Les agriculteurs votent-ils tous à droite ?
Ils seraient 61% à donner leur voix à un candidat de droite dès le premier tour, si l'on en croit le baromètre BVA pour Terre-net.fr, un site internet à destination des agriculteurs. Décryptage.
Tâter le cul des vaches. Lever le coude et goûter tout un tas de spécialités. C’est parti, les candidats à la présidentielle n’ont pas oublié de cocher la date dans leur agenda : le Salon de l’agriculture, porte de Versailles à Paris, est un passage obligé en année électorale.
Et pourtant, il semblerait que cette visite n’y change pas grand-chose, les agriculteurs votent à droite de façon écrasante. Les explications de Pierre Boiteau, directeur des rédactions de Terre-net, portail internet destiné aux agriculteurs et qui publie tous les deux mois un baromètre de leurs intentions de vote en partenariat avec l’institut BVA.
Les agriculteurs votent-ils tous à droite ?
Pierre Boiteau : Très majoritairement : 61% dès le premier tour, selon notre baromètre. Au second tour, ils seraient près de 68% à voter Nicolas Sarkozy, soit 10 points de moins qu’en 2007. Traditionnellement et culturellement, les agriculteurs ont toujours voté à droite.
Pourquoi ?
Par tradition, par habitude. Quand on en parle avec eux, ça vient assez régulièrement sur le terrain des valeurs, et la valeur travail notamment. Ils montrent une vraie différenciation avec le monde salarié. Il ne faut pas oublier que la plupart des agriculteurs sont des chefs d’entreprise !
Vous disposez d’un baromètre des intentions de vote des agriculteurs depuis mars 2011. Quelles sont les évolutions notables ?
On distingue trois mouvements assez forts. D’abord, Nicolas Sarkozy est en tête des intentions de vote depuis un an. Le candidat UMP oscille entre 33% et 35%. C’est une base stable et solide. Mais nettement en dessous de son score en 2007, où il avait recueilli 51% des voix des agriculteurs dès le premier tour.
Ensuite, Marine Le Pen arrive deuxième chez les agriculteurs, et c’est assez nouveau car traditionnellement ils votent moins Front national que le reste des Français. On l’a vu en 2007, où Jean-Marie Le Pen n’avait recueilli que 7% des voix agricoles au premier tour. Or là, dans notre baromètre de fin janvier, la candidate frontiste est encore à 21% ! Mais je dis "encore" car elle chute fortement et régulièrement. Quand nous avons commencé le baromètre, elle était à 30%, à quasi égalité avec Nicolas Sarkozy. Depuis, elle a perdu 9 points et ne cesse de baisser.

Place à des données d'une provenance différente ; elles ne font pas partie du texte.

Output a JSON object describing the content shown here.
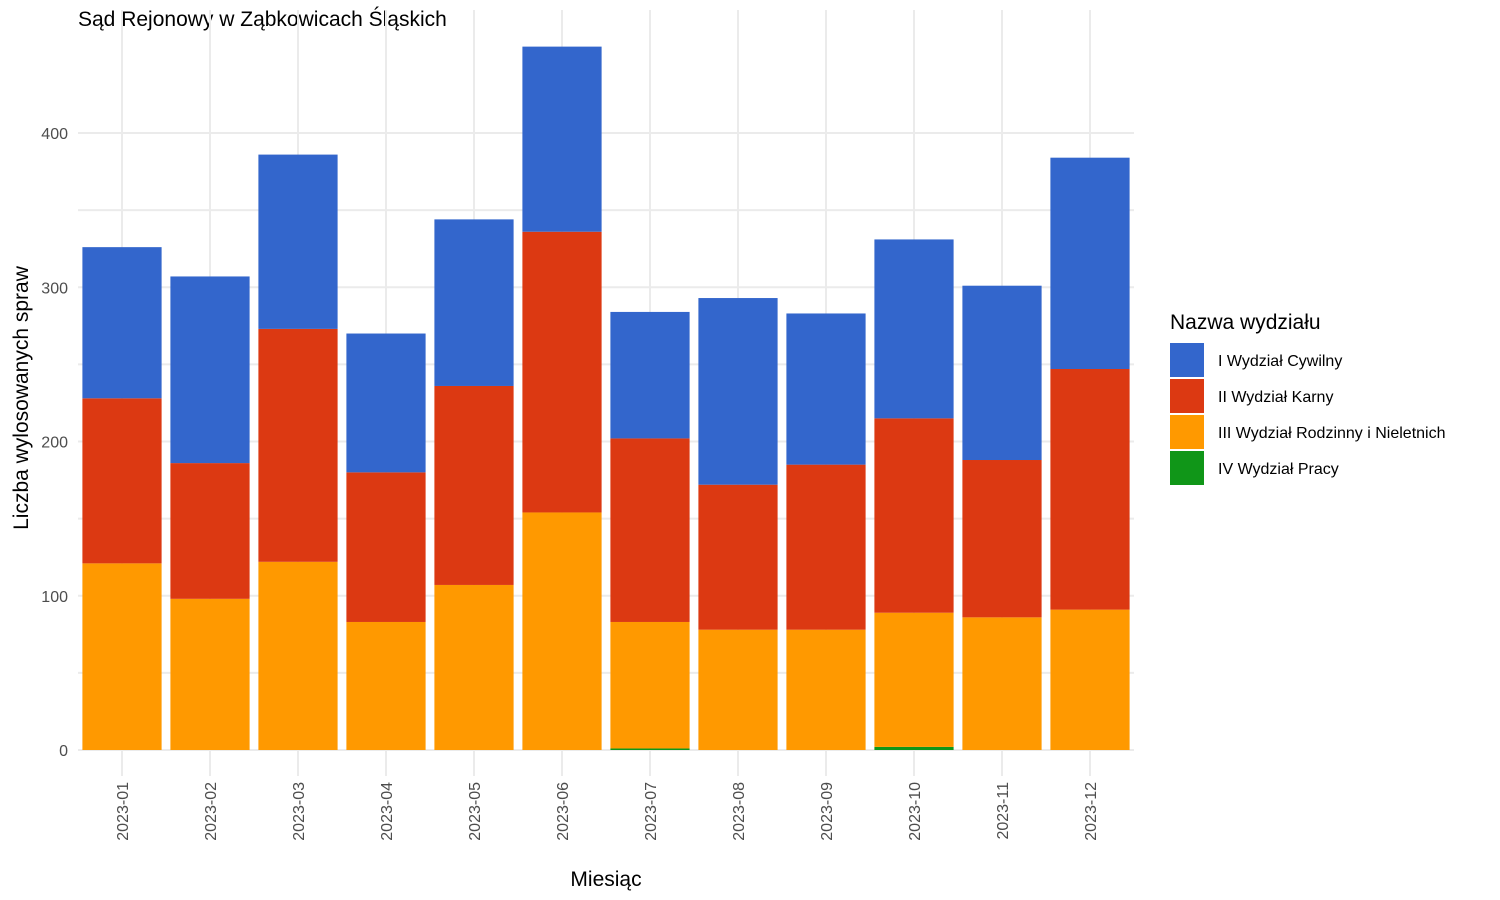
{
  "chart_data": {
    "type": "bar",
    "stacked": true,
    "title": "Sąd Rejonowy w Ząbkowicach Śląskich",
    "xlabel": "Miesiąc",
    "ylabel": "Liczba wylosowanych spraw",
    "ylim": [
      -17,
      470
    ],
    "yticks": [
      0,
      100,
      200,
      300,
      400
    ],
    "grid": true,
    "legend": {
      "title": "Nazwa wydziału",
      "placement": "right"
    },
    "categories": [
      "2023-01",
      "2023-02",
      "2023-03",
      "2023-04",
      "2023-05",
      "2023-06",
      "2023-07",
      "2023-08",
      "2023-09",
      "2023-10",
      "2023-11",
      "2023-12"
    ],
    "series": [
      {
        "name": "I Wydział Cywilny",
        "color": "#3366cc",
        "values": [
          98,
          121,
          113,
          90,
          108,
          120,
          82,
          121,
          98,
          116,
          113,
          137
        ]
      },
      {
        "name": "II Wydział Karny",
        "color": "#dc3912",
        "values": [
          107,
          88,
          151,
          97,
          129,
          182,
          119,
          94,
          107,
          126,
          102,
          156
        ]
      },
      {
        "name": "III Wydział Rodzinny i Nieletnich",
        "color": "#ff9900",
        "values": [
          121,
          98,
          122,
          83,
          107,
          154,
          82,
          78,
          78,
          87,
          86,
          91
        ]
      },
      {
        "name": "IV Wydział Pracy",
        "color": "#109618",
        "values": [
          0,
          0,
          0,
          0,
          0,
          0,
          1,
          0,
          0,
          2,
          0,
          0
        ]
      }
    ]
  }
}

La troisième tendance concerne François Bayrou, qui suit la courbe inverse. Alors que le candidat du MoDem était crédité de 5% des intentions de vote des agriculteurs en mars 2011, il a gagné 14 points en un an et est aujourd'hui à 19%.
Pour les autres, François Hollande, le candidat PS, a lui aussi un socle restreint mais solide de 10% à 12% des voix des agriculteurs.
Comment expliquez-vous ces évolutions ?
Pour Nicolas Sarkozy, c’est assez simple, les agriculteurs, comme les Français, sont assez mécontents de sa politique. Globalement, ce sont surtout des désaccords sur la forme plutôt que sur le fond. En 2007, ils avaient beaucoup accroché, là ils semblent assez déçus. On le voit beaucoup sur nos forums : les agriculteurs, y compris ceux qui vont voter pour lui, pensent que Nicolas Sarkozy est plus proche du monde de la finance, des affaires, que du monde agricole.
Pour le Front national, on a vu le même phénomène dans les années 1990 avec un pic très ponctuel de vote protestataire. Il y a un fort mécontentement, ils le montrent, ils le disent, mais plus le vote approche, plus ils se disent : "En fait non, quand même pas."